The "tiny house" craze is sweeping the nation, and to go right along with it, the concept of minimalism is growing more and more popular by the day.

Although the idea of living life minimally may not seem very appealing for some, there is something to be said for the simplicity of a tiny home and owning very few possessions. For one thing, living this simpler kind of life makes cleaning house a breeze. It also takes the focus off of owning the most things and puts it on having the best experiences instead. This mindset saves money, encourages a greener lifestyle, and actually leads to happier people who are able to see beyond materialism to what really matters most.

If you are interested in learning more about living minimally, we encourage you to read on as we explore the five simple steps to living a simpler, happier life.

#1: Live Small

The first step to simplicity is a smaller living space. This could mean converting a shed to a tiny home, living in an RV, or even creatively maximizing your current space. No matter which way you decide to go, downsizing your home will force you to really think about what you own and why you own it.

As you are packing for your move, pick up each item in your home and ask yourself questions like, “Do I need this item?” and “Will I use it at least once a year?” If the answer to either of these questions is “No” for any given item, then you can probably donate or toss it.

Parting with sentimental items might be a bit trickier. After all, many of these types of things can never be replaced. Therefore, you will need to very carefully consider the reasons you are keeping each sentimental item, and whether or not you can live without it.

If you are having trouble parting with certain sentimental items, try these tricks:

  • Take pictures of children's artwork and store the photos in a digital scrapbook. Toss the original pieces.
  • Give sentimental items to family members who will appreciate them as much as you do.
  • Make sentimental items useful and use them in place of another item.

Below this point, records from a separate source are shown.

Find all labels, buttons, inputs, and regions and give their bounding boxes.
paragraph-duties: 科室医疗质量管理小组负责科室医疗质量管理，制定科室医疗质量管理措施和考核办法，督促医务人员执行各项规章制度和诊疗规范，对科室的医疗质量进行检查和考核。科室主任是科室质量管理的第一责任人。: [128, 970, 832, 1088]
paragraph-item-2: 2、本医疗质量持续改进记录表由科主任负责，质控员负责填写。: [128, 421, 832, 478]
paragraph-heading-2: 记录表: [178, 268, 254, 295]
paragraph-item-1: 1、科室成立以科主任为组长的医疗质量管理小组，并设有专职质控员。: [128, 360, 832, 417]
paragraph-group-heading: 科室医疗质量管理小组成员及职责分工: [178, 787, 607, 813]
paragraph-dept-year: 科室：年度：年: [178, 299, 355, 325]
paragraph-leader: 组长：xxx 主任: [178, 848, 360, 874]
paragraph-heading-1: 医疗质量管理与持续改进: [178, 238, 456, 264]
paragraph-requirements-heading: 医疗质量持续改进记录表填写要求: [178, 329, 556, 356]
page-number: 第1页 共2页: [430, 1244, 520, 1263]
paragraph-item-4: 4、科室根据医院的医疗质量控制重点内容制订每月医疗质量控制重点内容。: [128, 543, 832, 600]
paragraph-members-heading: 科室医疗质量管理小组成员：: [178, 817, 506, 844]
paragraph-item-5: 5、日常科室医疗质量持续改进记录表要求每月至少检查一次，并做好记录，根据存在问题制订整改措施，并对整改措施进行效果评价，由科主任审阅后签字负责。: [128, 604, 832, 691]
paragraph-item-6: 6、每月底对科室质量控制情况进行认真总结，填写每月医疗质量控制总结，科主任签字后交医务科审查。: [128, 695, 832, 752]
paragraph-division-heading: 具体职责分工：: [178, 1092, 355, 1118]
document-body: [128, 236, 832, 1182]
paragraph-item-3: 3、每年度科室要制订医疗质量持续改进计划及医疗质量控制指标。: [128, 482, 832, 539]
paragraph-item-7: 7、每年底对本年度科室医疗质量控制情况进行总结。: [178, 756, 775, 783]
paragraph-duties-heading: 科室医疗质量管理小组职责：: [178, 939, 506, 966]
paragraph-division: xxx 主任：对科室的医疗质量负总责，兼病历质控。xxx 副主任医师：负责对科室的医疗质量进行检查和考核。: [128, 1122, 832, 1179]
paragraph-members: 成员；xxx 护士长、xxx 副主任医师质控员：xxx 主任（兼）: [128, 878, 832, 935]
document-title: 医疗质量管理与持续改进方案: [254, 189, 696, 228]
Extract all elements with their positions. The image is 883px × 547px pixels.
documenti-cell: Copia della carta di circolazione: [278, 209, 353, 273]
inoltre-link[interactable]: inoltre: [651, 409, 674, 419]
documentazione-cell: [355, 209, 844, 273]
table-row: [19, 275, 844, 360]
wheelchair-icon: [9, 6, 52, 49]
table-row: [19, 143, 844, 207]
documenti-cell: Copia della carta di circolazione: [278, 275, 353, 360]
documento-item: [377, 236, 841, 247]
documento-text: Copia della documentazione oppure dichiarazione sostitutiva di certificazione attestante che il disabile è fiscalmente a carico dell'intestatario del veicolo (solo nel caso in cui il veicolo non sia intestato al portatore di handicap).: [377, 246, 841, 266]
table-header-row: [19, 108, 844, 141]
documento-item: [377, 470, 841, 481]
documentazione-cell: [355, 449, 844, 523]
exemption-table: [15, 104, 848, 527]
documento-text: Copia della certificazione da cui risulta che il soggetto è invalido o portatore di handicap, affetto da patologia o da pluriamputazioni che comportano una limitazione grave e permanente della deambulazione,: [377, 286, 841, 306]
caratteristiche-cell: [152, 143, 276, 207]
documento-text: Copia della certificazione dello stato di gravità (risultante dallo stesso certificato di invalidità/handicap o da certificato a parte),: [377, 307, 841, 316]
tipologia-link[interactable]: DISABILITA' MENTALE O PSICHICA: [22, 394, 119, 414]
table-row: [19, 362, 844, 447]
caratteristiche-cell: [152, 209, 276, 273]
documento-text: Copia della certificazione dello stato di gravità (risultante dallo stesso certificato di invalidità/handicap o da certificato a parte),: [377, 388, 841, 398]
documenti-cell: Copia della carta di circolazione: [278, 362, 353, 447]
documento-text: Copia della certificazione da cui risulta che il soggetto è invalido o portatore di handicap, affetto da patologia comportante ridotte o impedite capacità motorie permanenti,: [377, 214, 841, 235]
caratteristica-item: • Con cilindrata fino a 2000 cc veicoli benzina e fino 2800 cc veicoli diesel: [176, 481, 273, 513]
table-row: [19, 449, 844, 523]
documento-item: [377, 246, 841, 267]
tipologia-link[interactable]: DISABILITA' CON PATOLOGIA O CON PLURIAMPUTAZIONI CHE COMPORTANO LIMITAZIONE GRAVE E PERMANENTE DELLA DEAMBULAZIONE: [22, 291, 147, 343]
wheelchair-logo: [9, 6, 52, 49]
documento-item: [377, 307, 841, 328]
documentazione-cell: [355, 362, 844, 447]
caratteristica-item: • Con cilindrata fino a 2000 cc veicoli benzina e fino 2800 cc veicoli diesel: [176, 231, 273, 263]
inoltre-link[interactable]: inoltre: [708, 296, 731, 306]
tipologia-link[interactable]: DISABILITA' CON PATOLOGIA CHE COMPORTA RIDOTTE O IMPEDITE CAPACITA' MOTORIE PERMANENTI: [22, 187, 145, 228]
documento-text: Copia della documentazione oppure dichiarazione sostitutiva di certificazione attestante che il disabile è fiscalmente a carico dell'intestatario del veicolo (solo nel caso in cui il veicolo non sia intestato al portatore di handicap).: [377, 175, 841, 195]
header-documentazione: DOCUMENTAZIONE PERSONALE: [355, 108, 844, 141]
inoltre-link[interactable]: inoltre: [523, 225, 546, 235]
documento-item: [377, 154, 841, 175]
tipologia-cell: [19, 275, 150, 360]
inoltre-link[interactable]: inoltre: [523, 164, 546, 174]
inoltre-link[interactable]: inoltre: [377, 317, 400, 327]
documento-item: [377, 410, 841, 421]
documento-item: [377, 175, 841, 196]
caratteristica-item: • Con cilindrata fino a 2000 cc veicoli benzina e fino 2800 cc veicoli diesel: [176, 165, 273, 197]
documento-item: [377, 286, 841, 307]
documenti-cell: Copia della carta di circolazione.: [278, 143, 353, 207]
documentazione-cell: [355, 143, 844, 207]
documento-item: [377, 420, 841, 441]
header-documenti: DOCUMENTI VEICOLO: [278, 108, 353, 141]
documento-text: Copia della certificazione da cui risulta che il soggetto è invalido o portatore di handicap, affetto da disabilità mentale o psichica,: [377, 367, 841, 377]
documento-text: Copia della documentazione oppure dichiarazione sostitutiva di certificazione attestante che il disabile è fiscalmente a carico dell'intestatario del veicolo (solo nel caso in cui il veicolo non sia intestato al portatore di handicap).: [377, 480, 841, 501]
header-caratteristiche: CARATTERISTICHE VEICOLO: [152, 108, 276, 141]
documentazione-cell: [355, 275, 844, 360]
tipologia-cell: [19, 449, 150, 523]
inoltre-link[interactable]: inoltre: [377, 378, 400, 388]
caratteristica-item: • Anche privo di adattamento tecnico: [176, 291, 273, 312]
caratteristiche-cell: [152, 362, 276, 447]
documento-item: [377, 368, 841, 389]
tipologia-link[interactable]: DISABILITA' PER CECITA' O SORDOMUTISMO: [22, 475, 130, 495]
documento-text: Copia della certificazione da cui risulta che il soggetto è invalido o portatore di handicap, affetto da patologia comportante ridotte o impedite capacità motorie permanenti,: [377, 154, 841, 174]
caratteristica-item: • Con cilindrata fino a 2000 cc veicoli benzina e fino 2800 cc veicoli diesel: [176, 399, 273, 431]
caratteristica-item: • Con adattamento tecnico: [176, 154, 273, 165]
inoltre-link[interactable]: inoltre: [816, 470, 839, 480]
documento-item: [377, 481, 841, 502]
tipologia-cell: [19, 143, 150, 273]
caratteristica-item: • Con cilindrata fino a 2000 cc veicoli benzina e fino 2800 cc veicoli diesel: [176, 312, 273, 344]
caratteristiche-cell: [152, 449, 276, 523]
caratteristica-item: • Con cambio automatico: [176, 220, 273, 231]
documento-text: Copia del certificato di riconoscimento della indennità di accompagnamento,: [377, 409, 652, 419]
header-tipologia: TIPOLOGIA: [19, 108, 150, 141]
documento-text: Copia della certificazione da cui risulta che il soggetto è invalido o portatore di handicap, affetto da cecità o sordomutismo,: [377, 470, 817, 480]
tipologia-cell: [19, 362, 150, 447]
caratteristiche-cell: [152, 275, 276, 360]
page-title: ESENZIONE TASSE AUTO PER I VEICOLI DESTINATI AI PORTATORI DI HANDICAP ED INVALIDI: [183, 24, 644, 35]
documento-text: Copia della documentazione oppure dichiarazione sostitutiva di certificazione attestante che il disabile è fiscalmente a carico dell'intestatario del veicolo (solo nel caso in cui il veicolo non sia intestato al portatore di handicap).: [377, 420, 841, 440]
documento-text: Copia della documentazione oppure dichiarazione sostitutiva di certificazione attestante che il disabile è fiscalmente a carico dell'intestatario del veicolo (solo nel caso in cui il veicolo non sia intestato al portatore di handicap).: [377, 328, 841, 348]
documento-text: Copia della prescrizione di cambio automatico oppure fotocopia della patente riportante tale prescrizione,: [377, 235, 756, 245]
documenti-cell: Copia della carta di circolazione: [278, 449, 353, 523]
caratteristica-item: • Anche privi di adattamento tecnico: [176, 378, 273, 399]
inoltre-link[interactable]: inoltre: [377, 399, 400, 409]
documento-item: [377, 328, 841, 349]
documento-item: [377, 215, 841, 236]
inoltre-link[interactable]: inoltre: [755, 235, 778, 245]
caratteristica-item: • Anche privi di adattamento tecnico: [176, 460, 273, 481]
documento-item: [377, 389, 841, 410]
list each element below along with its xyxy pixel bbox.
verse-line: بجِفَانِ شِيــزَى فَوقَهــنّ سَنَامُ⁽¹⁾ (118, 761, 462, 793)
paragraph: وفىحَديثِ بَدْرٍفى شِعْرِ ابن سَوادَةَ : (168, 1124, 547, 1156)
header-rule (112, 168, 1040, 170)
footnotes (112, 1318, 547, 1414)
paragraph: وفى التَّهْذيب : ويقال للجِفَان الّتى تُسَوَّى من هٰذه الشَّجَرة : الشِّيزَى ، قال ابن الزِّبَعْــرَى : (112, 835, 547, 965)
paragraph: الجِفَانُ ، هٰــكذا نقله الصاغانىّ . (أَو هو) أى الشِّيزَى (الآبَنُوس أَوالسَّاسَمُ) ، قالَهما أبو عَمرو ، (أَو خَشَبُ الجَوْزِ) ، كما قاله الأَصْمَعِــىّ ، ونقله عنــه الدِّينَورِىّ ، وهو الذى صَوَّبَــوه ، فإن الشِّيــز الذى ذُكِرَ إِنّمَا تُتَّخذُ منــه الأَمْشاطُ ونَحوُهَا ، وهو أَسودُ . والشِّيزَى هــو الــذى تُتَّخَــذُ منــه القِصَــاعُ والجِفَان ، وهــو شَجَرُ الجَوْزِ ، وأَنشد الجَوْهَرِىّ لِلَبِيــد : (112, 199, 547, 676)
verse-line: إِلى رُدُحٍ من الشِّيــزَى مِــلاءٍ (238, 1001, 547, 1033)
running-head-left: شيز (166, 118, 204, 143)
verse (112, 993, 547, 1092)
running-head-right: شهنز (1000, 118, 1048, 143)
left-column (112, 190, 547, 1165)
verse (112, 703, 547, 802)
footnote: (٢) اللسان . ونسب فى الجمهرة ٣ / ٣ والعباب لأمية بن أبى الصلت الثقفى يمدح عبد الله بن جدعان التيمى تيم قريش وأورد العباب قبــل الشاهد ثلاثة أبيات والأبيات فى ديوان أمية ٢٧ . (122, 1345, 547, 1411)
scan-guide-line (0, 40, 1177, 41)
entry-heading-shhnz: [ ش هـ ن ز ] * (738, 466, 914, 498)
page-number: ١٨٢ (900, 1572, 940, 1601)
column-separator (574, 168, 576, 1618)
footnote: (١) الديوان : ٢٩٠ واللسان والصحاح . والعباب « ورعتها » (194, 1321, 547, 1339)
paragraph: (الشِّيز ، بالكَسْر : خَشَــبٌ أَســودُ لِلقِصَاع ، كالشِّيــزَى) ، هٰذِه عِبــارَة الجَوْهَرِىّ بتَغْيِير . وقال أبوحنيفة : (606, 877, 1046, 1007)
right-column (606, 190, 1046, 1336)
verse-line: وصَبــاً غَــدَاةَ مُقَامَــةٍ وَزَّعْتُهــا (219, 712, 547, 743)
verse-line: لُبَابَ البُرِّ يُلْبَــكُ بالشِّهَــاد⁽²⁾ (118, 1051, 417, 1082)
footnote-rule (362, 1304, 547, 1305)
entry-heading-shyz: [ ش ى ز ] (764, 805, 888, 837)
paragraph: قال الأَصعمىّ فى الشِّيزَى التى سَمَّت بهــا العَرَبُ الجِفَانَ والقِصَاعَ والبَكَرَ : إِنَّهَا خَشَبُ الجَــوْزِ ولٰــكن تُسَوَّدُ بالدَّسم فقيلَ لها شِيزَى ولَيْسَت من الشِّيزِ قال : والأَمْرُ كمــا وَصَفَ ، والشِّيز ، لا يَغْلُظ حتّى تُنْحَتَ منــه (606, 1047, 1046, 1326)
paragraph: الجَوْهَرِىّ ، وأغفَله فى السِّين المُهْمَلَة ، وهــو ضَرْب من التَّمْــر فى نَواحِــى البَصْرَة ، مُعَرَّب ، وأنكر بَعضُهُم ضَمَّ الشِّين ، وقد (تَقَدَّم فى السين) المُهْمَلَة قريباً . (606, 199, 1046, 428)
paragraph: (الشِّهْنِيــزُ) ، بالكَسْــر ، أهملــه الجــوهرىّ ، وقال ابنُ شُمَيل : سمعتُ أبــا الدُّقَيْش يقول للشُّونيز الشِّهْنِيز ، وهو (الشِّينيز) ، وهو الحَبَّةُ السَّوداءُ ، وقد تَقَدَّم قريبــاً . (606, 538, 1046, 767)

For instance, those t-shirts from past ballet recitals could be turned into a cozy quilt, and the seashell your mother brought you from the beach could be used to hold your jewelry in place of your current jewelry box.

#2: Care for Your Things

If you want minimalism to save you money and help you lead a more eco-friendly lifestyle, you will want to make sure the few things you do buy are of high quality, and proceed to take care of them and make them last. This will require you to do research before every purchase in order to ensure you are getting an item that will last for quite some time.

There are many things you can do to help your most-used items last for years to come. Here are a few of our favorite ideas:

  • Put your smartphone in a durable case that will protect it from harm.
  • Hang your clothes to dry, wash delicate items by hand, and wash jeans less often.
  • Purchase wooden toys for children and add a fresh coat of paint when they begin to look worn.
  • Wash pots and pans by hand instead of placing them in the dishwasher.
  • Buy high-quality shoes and take them to be repaired when the soles wear down, rather than buying a new pair.
  • Learn how to perform basic maintenance on your vehicle and always do so at the recommended time.

#3: Work Less

A simpler lifestyle means a smaller budget, and a smaller budget means less income is required in order to sustain your lifestyle. Because your required income is smaller, you will likely be able to work much less while still paying the bills and keeping your family fed and dry.

Of course, if you work a full-time job, cutting back on your hours may not be an option. In this case, depending on how you feel about your current employment situation, you might consider looking for a new job that requires less of your time and offers you more freedom to live your life to the fullest. (Be sure to keep putting money in savings though!)

#4: Do What You Love

With less work to do, you will have more time on your hands to do what you love. Whether this means traveling more often, learning to knit, or taking up hula dancing, there is a whole world out there just waiting to be explored.

Even with limited funds, there are plenty of things you and your family can see and do. Consider getting a reciprocal museum membership; take up hiking as a family or with a group of friends; or, find a hobby (such as kite-flying) that doesn't require a huge investment upfront.

Whatever you decide to do, have fun with it, and make sure you are living your life your way.

#5: Care for Others

Of course, with more time on your hands and a smaller income threshold to meet, helping others can be put much further up on your list of priorities.  There are plenty of volunteer opportunities to be found in every community. So whether you are interested in tutoring children, visiting with seniors, feeding the homeless, or planting a tree, you are sure to find the volunteer opportunity that is right for you.